Can Gout Cause Lower Back Pain? Understanding the Connection and Ruling Out Other Causes
Gout is primarily known as a painful inflammatory arthritis—not a spinal or musculoskeletal condition. Its hallmark symptom is sudden, intense joint pain, swelling, redness, and tenderness, most commonly affecting peripheral joints. The first metatarsophalangeal joint (the big toe) is involved in over 50% of initial gout attacks, followed by the midfoot, ankle, knee, wrist, and fingers. This pattern reflects where monosodium urate (MSU) crystals preferentially deposit due to cooler temperatures, lower pH, and slower blood flow.
Does Gout Ever Affect the Spine or Lower Back?
While rare, gout can involve axial structures—including the sacroiliac (SI) joints and lumbar spine—especially in patients with long-standing, poorly controlled hyperuricemia or chronic tophaceous gout. Imaging studies (such as dual-energy CT or MRI) have documented urate deposits in the SI joints and vertebral facets. However, lumbar spine involvement remains exceptionally uncommon, accounting for less than 1% of all gout-related manifestations. Unlike peripheral joints, the spine's warmer temperature and richer vascular supply make it far less hospitable to MSU crystal formation.
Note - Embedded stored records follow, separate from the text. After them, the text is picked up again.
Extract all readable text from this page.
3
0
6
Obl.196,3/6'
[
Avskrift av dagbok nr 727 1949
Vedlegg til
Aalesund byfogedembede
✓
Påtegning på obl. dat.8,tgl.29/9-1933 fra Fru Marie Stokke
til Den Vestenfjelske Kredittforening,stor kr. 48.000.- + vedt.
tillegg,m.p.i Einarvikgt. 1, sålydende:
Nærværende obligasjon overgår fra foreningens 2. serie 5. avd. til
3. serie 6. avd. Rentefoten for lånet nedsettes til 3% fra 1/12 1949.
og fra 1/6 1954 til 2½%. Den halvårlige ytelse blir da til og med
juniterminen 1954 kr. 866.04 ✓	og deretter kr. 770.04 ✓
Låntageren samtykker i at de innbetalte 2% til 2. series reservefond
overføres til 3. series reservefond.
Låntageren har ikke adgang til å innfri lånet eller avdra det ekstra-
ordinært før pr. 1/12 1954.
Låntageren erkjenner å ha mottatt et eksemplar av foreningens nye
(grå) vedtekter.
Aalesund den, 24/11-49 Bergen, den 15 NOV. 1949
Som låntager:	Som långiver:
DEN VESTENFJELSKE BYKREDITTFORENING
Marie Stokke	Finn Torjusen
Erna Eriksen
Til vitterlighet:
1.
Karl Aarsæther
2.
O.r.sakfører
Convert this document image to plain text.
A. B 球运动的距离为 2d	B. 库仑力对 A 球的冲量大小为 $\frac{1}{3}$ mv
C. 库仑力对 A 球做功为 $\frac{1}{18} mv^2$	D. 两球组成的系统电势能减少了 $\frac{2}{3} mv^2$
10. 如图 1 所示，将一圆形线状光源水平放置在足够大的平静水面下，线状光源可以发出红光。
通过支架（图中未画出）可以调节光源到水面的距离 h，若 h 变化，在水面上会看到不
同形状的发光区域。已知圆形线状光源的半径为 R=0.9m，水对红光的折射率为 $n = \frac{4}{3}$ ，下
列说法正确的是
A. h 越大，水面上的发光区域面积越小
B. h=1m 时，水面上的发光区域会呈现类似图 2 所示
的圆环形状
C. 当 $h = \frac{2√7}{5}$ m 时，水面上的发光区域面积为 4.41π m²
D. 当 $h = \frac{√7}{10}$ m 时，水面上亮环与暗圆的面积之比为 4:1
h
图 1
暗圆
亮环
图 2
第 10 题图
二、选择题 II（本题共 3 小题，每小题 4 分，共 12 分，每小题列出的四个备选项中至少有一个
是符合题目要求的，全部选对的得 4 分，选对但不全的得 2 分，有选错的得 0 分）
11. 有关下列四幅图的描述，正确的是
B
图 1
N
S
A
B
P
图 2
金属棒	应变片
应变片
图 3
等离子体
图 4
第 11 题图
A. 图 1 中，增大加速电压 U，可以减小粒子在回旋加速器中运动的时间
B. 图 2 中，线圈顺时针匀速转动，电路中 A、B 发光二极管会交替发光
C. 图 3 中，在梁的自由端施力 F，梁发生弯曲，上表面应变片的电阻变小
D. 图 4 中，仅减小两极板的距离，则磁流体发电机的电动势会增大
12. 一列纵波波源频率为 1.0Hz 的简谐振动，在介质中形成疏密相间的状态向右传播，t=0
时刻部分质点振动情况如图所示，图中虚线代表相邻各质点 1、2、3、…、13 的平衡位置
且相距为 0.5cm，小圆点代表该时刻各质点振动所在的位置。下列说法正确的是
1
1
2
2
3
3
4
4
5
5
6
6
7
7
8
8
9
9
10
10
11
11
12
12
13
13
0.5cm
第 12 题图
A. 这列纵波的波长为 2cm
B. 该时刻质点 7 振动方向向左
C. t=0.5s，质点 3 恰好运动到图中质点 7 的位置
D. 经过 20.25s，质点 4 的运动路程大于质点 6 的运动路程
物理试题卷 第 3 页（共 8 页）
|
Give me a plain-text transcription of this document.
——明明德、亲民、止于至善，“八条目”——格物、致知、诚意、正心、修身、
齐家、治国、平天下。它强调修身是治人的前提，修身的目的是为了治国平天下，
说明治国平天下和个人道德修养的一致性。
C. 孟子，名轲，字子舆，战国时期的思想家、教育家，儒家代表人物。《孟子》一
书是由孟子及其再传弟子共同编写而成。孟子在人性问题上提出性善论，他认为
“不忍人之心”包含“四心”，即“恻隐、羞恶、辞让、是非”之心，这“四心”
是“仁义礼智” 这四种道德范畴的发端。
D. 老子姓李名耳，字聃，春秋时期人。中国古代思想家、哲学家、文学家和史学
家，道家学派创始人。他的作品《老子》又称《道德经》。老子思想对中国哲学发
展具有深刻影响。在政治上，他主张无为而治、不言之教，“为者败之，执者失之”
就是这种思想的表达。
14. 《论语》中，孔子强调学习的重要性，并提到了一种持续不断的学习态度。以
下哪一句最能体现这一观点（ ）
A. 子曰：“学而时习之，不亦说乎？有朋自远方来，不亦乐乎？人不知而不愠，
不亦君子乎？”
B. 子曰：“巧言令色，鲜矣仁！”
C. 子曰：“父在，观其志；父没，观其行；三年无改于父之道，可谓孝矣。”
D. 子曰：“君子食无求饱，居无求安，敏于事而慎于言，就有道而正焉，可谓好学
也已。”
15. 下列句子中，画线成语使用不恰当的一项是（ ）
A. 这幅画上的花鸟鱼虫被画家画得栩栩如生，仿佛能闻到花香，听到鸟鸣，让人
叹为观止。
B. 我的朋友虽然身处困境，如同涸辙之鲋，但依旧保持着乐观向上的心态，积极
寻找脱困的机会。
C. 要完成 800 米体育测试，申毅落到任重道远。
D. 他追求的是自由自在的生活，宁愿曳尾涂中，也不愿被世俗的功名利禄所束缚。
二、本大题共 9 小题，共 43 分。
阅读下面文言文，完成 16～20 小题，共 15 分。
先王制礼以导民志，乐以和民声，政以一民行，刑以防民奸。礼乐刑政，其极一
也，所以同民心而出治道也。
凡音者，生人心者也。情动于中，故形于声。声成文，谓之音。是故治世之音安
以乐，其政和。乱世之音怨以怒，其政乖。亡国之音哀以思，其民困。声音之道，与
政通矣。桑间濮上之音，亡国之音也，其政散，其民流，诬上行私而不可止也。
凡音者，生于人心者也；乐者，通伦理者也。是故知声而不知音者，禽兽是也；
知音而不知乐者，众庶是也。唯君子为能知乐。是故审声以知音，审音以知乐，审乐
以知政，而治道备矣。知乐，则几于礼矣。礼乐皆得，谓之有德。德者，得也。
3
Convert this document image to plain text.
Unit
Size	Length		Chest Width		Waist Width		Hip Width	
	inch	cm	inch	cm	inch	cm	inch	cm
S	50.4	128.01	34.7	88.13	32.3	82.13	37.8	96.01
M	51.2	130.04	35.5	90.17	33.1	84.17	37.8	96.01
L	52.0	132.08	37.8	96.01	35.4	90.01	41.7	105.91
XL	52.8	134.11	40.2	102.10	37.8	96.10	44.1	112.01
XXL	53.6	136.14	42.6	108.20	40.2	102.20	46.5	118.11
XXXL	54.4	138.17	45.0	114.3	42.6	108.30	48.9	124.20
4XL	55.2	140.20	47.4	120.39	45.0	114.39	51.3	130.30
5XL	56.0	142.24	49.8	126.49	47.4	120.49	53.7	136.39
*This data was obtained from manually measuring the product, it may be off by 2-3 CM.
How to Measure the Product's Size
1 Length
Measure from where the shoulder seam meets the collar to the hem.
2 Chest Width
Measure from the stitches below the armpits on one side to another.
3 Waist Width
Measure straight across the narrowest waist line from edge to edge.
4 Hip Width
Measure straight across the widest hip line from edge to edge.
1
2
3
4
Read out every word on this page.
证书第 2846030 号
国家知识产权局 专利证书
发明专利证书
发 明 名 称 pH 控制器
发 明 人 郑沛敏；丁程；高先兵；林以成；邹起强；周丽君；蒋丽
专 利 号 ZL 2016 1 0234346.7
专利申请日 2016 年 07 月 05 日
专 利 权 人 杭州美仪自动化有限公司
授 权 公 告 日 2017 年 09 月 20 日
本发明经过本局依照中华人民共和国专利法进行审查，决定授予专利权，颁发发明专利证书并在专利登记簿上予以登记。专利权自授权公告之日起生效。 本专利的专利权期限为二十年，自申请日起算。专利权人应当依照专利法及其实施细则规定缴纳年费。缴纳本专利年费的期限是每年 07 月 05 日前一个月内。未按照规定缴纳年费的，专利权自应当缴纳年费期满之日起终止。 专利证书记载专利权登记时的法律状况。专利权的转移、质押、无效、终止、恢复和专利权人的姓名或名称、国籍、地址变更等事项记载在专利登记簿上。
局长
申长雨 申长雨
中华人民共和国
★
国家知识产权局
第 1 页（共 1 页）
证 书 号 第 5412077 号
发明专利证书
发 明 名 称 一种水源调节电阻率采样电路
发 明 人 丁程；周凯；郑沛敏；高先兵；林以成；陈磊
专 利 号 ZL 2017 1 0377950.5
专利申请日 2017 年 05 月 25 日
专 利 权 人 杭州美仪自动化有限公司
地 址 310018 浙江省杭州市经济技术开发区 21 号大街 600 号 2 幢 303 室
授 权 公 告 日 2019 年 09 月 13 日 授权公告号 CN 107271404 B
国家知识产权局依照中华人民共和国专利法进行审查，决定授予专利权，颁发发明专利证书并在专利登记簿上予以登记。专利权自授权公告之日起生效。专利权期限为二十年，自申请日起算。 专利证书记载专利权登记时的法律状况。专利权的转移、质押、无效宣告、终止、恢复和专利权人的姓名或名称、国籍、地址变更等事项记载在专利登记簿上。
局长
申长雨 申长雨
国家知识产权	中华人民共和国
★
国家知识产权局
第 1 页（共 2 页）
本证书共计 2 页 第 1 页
When Back Pain Appears in a Gout Patient: What's Really Going On?
If someone with diagnosed gout experiences new-onset or worsening low back pain, it's crucial not to assume it's gout-related. More likely culprits include:
- Age-related degenerative changes—such as lumbar spondylosis, facet joint osteoarthritis, or spinal stenosis;
- Lumbar disc herniation or bulging discs, especially with radiating leg pain (sciatica);
- Osteoporotic compression fractures, particularly in older adults or those on long-term corticosteroids;
- Non-gout inflammatory conditions, like ankylosing spondylitis or reactive arthritis—especially if accompanied by morning stiffness lasting >30 minutes or enthesitis.
Why Accurate Diagnosis Matters
Misattributing back pain to gout can delay appropriate care—and even worsen outcomes. For example, untreated spinal stenosis may lead to progressive neurologic deficits, while unmanaged disc disease could result in chronic radicular pain. That's why imaging is essential: MRI offers superior soft-tissue contrast for detecting disc pathology, nerve root compression, or bone marrow edema; X-rays help assess alignment and degeneration; and DECT (dual-energy CT) is the gold standard for confirming urate deposition—if axial gout is truly suspected.
In summary: Gout rarely causes isolated low back pain. While not impossible, axial involvement should be considered only after thorough evaluation rules out far more common mechanical, degenerative, or inflammatory spinal conditions. Always consult a rheumatologist or spine specialist for persistent back pain—especially when managing complex comorbidities like gout, hypertension, or chronic kidney disease.